Graves’ Disease is a representative autoimmune thyroid disease that presents with hyperthyroidism. Emerging evidence has shown the involvement of lysophosphatidic acid (LPA) and its producing enzyme, autotaxin (ATX), in the pathogenesis of various diseases; among them, the involvement of the ATX/LPA axis in some immunological disturbances has been proposed. In this study, we investigated the association between serum ATX levels and Graves’ disease. We measured the levels of serum total ATX and ATX isoforms (classical ATX and novel ATX) in patients with untreated Graves’ disease, Graves’ disease treated with anti-thyroid drugs, patients with subacute thyroiditis, silent thyroiditis, Plummer’s disease, or Hashimoto’s thyroiditis, and patients who had undergone a total thyroidectomy, as well as normal subjects.

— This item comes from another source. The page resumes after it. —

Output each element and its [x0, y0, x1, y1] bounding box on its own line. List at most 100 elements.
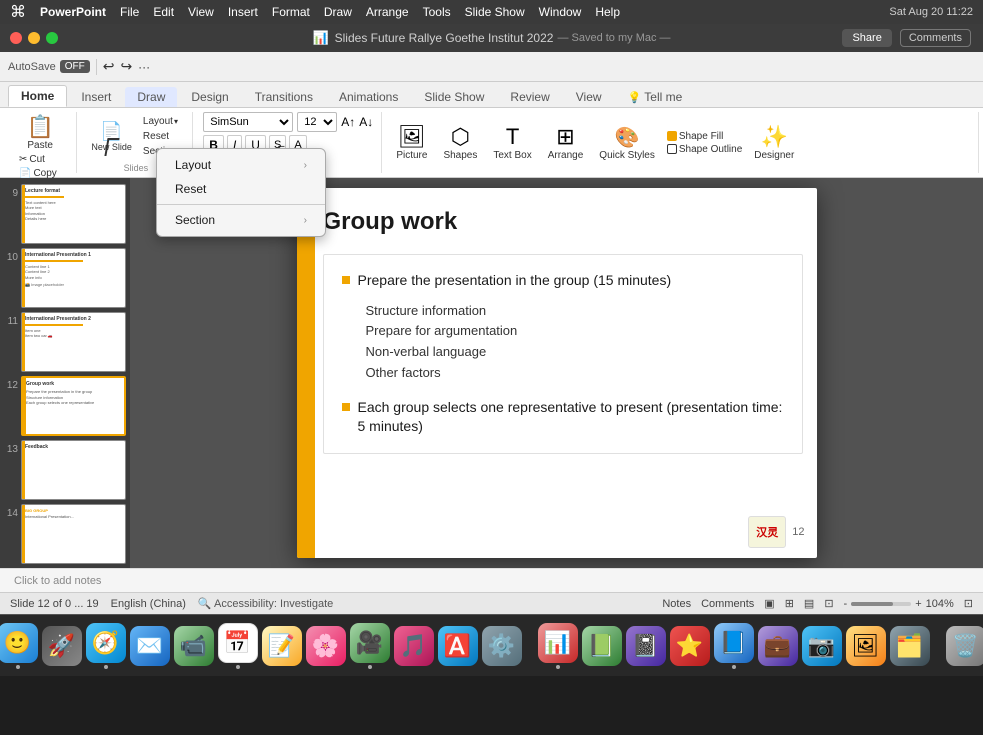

The serum total ATX and ATX isoform levels were higher in the patients with Graves’ disease, compared with the levels in the healthy subjects and the patients with subacute thyroiditis. Treatment with anti-thyroid drugs significantly decreased the serum ATX levels. The serum ATX levels and the changes in serum ATX levels during treatment were moderately or strongly correlated with the serum concentrations or the changes in thyroid hormones. However, the administration of T3 or T4 did not increase the expression or serum levels of ATX in 3T3L1 adipocytes or wild-type mice. In conclusion, the serum ATX levels were higher in subjects with Graves’ disease, possibly because of a mechanism that does not involve hyperthyroidism. These results suggest the possible involvement of the ATX/LPA axis in the pathogenesis of Graves’ disease.